Aceptó que la Fundación San Juan de Dios se dedicaba a la prestación de servicios de salud. Negó o dijo que no le constaban los demás hechos. II. SENTENCIA DE PRIMERA INSTANCIA El Juzgado Dieciséis Laboral del Circuito de Bogotá D. C., mediante sentencia del 2 de diciembre de 2011 (fls. 1062-1106), absolvió a las enjuiciadas y dejó las costas a cargo de la actora.

III. SENTENCIA DE SEGUNDA INSTANCIA La apelación interpuesta por la demandante concluyó con la confirmación del fallo de primer grado (fls. 17-31 cdno. del Tribunal), sin costas para los litigantes. Tras hacer un recuento de la creación y evolución jurídica del Hospital San Juan de Dios, recordó que los Decretos 290 y 1374 de 1979 «perdieron fuerza de ejecutoria con la declaratoria de su nulidad (…) en donde por la naturaleza de su nulidad (…) la Fundación (…) volvió a pertenecer a la Beneficencia de Cundinamarca, esto es, como un establecimiento público».

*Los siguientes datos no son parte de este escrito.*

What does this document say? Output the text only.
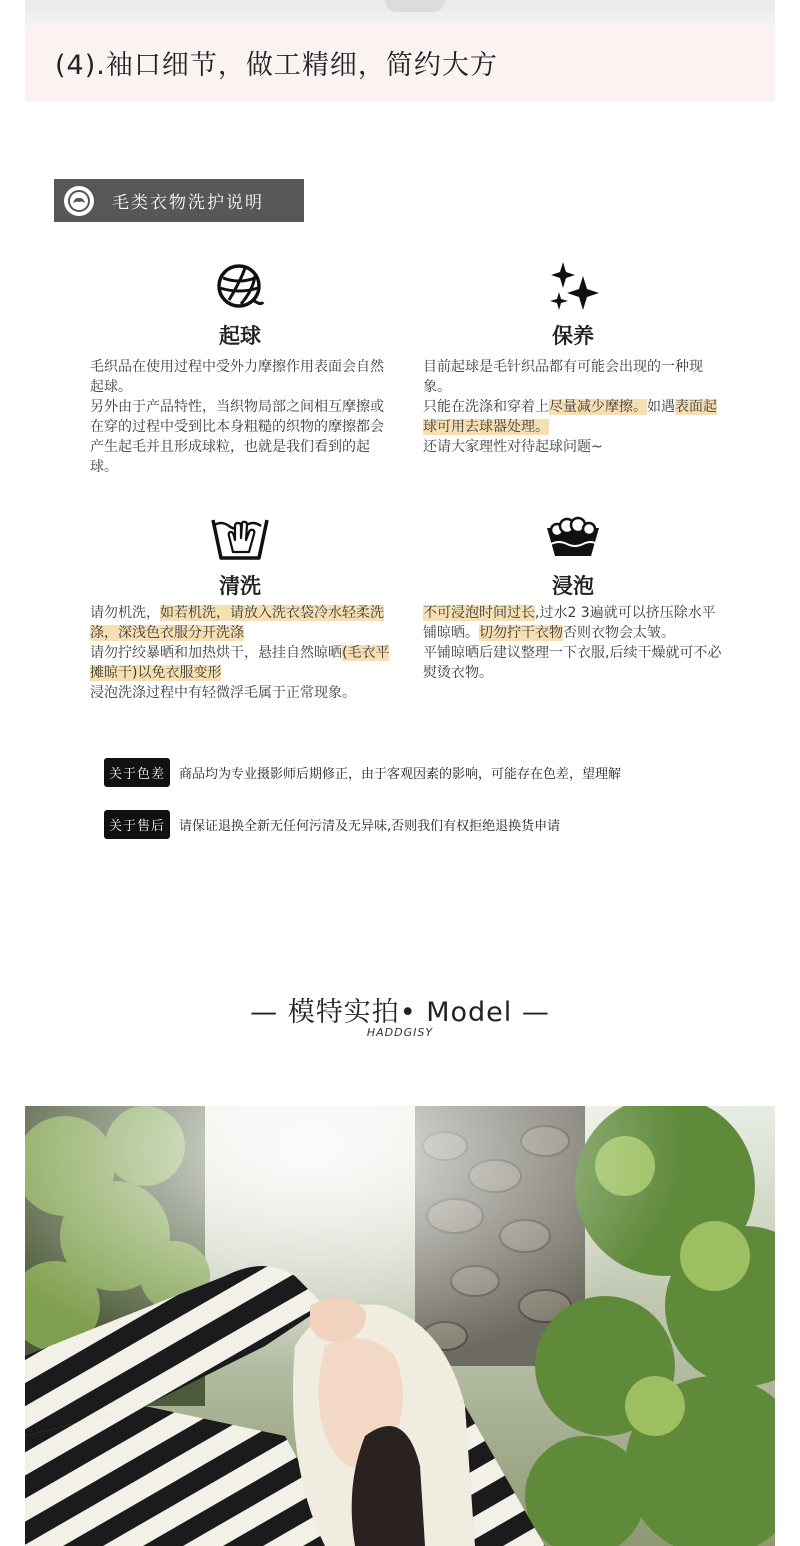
(4).袖口细节，做工精细，简约大方
毛类衣物洗护说明
起球

毛织品在使用过程中受外力摩擦作用表面会自然起球。

另外由于产品特性，当织物局部之间相互摩擦或在穿的过程中受到比本身粗糙的织物的摩擦都会产生起毛并且形成球粒，也就是我们看到的起球。

保养

目前起球是毛针织品都有可能会出现的一种现象。

只能在洗涤和穿着上尽量减少摩擦。如遇表面起球可用去球器处理。

还请大家理性对待起球问题~

清洗

请勿机洗，如若机洗，请放入洗衣袋冷水轻柔洗涤，深浅色衣服分开洗涤

请勿拧绞暴晒和加热烘干，悬挂自然晾晒(毛衣平摊晾干)以免衣服变形

浸泡洗涤过程中有轻微浮毛属于正常现象。

浸泡

不可浸泡时间过长,过水2 3遍就可以挤压除水平铺晾晒。切勿拧干衣物否则衣物会太皱。

平铺晾晒后建议整理一下衣服,后续干燥就可不必熨烫衣物。

关于色差	商品均为专业摄影师后期修正，由于客观因素的影响，可能存在色差，望理解
关于售后	请保证退换全新无任何污清及无异味,否则我们有权拒绝退换货申请
— 模特实拍• Model —
HADDGISY
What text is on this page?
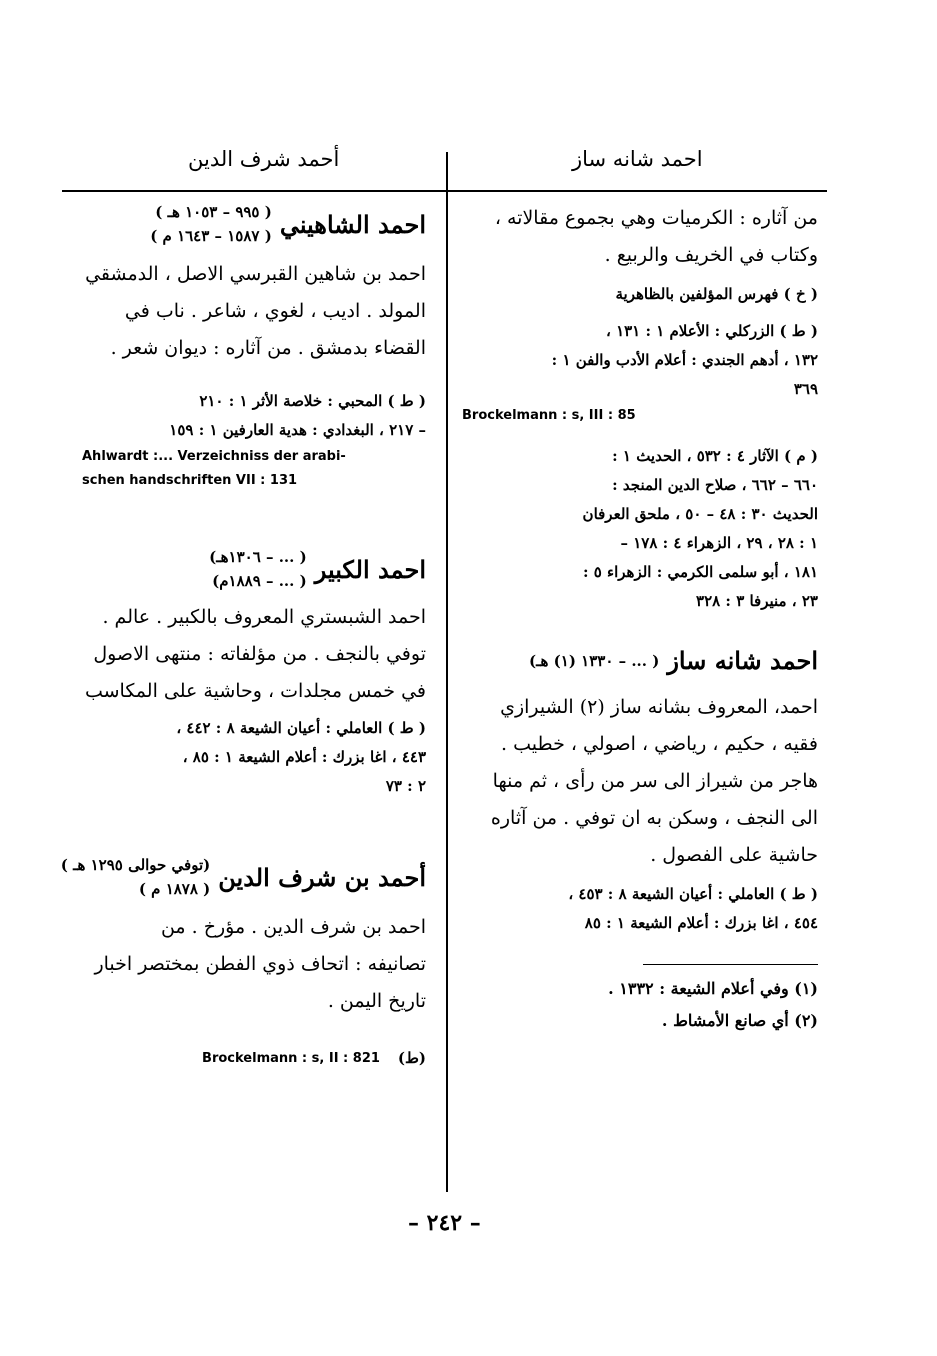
احمد شانه ساز
أحمد شرف الدين

من آثاره : الكرميات وهي بجموع مقالاته ،

وكتاب في الخريف والربيع .

( خ ) فهرس المؤلفين بالظاهرية

( ط ) الزركلي : الأعلام ١ : ١٣١ ،

١٣٢ ، أدهم الجندي : أعلام الأدب والفن ١ :

٣٦٩

Brockelmann : s, III : 85

( م ) الآثار ٤ : ٥٣٢ ، الحديث ١ :

٦٦٠ – ٦٦٢ ، صلاح الدين المنجد :

الحديث ٣٠ : ٤٨ – ٥٠ ، ملحق العرفان

١ : ٢٨ ، ٢٩ ، الزهراء ٤ : ١٧٨ –

١٨١ ، أبو سلمى الكرمي : الزهراء ٥ :

٢٣ ، منيرفا ٣ : ٣٢٨

احمد شانه ساز
( ... – ١٣٣٠ (١) هـ)

احمد، المعروف بشانه ساز (٢) الشيرازي

فقيه ، حكيم ، رياضي ، اصولي ، خطيب .

هاجر من شيراز الى سر من رأى ، ثم منها

الى النجف ، وسكن به ان توفي . من آثاره

حاشية على الفصول .

( ط ) العاملي : أعيان الشيعة ٨ : ٤٥٣ ،

٤٥٤ ، اغا بزرك : أعلام الشيعة ١ : ٨٥

(١) وفي أعلام الشيعة : ١٣٣٢ .

(٢) أي صانع الأمشاط .

احمد الشاهيني
( ٩٩٥ – ١٠٥٣ هـ )
( ١٥٨٧ – ١٦٤٣ م )

احمد بن شاهين القبرسي الاصل ، الدمشقي

المولد . اديب ، لغوي ، شاعر . ناب في

القضاء بدمشق . من آثاره : ديوان شعر .

( ط ) المحبي : خلاصة الأثر ١ : ٢١٠

– ٢١٧ ، البغدادي : هدية العارفين ١ : ١٥٩

Ahlwardt :... Verzeichniss der arabi-

schen handschriften VII : 131

احمد الكبير
( ... – ١٣٠٦هـ)
( ... – ١٨٨٩م)

احمد الشبستري المعروف بالكبير . عالم .

توفي بالنجف . من مؤلفاته : منتهى الاصول

في خمس مجلدات ، وحاشية على المكاسب

( ط ) العاملي : أعيان الشيعة ٨ : ٤٤٢ ،

٤٤٣ ، اغا بزرك : أعلام الشيعة ١ : ٨٥ ،

٢ : ٧٣

أحمد بن شرف الدين
(توفي حوالى ١٢٩٥ هـ )
( ١٨٧٨ م )

احمد بن شرف الدين . مؤرخ . من

تصانيفه : اتحاف ذوي الفطن بمختصر اخبار

تاريخ اليمن .

(ط)
Brockelmann : s, II : 821
– ٢٤٢ –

Sin embargo, precisó que las demandadas deberían responder por los derechos de los trabajadores, «teniendo en cuenta la fecha en que la Fundación era una entidad de carácter particular, esto es, hasta la fecha de ejecutoria de la sentencia del Consejo de Estado, que lo fue el 14 de junio de 2005». Continuó: Dentro del caso particular, no es materia de discusión que la actora prestó sus servicios ante el Instituto Materno Infantil, en el cargo de auxiliar de enfermería nocturna mediante contrato de trabajo a término indefinido, desde el 13 de diciembre de 1979 hasta el 1 de enero de 2000 (fl 7, c-1).

Analizados los beneficios convencionales solicitados, aparece la convención colectiva celebrada entre la Fundación San Juan de Dios (Hospital San Juan de Dios e Instituto Materno Infantil) y el Sindicato de Trabajadores de Hospitales, Clínicas, Consultorios y Sanatorios de Bogotá D.C. y el Departamento de Cundinamarca “SINTRAHOSCLISAS”, (FL 73ª 77, 84 a 98, c-1).

Sin embargo, a pesar de encontrarse acreditado dentro del plenario que la actora era beneficiaria de la convención colectiva (fl 135 del cuaderno uno), los derechos reclamados en este asunto se encuentran cobijados por el fenómeno de la prescripción establecido en los artículos 488 del CST y 151 del C.P.T. y S.S., por cuanto la relación aquí reclamada finalizó en el año de 1999 y la reclamación administrativa fue presentada el 21 de septiembre del 2009, (fl 24 c- 1), cuando ya habían pasado 3 años para hacerlo, sin que se pueda hablar de alguna renuncia tácita como lo pretende el recurrente.

IV. EL RECURSO DE CASACIÓN Interpuesto por la demandante, fue concedido por el Tribunal y admitido por esta Corporación, que procede a resolverlo. V. ALCANCE DE LA IMPUGNACIÓN La recurrente anhela que la Corte case totalmente la sentencia impugnada, para que, en sede de instancia, revoque la de primer grado y acceda a las pretensiones incoadas en la demanda inicial.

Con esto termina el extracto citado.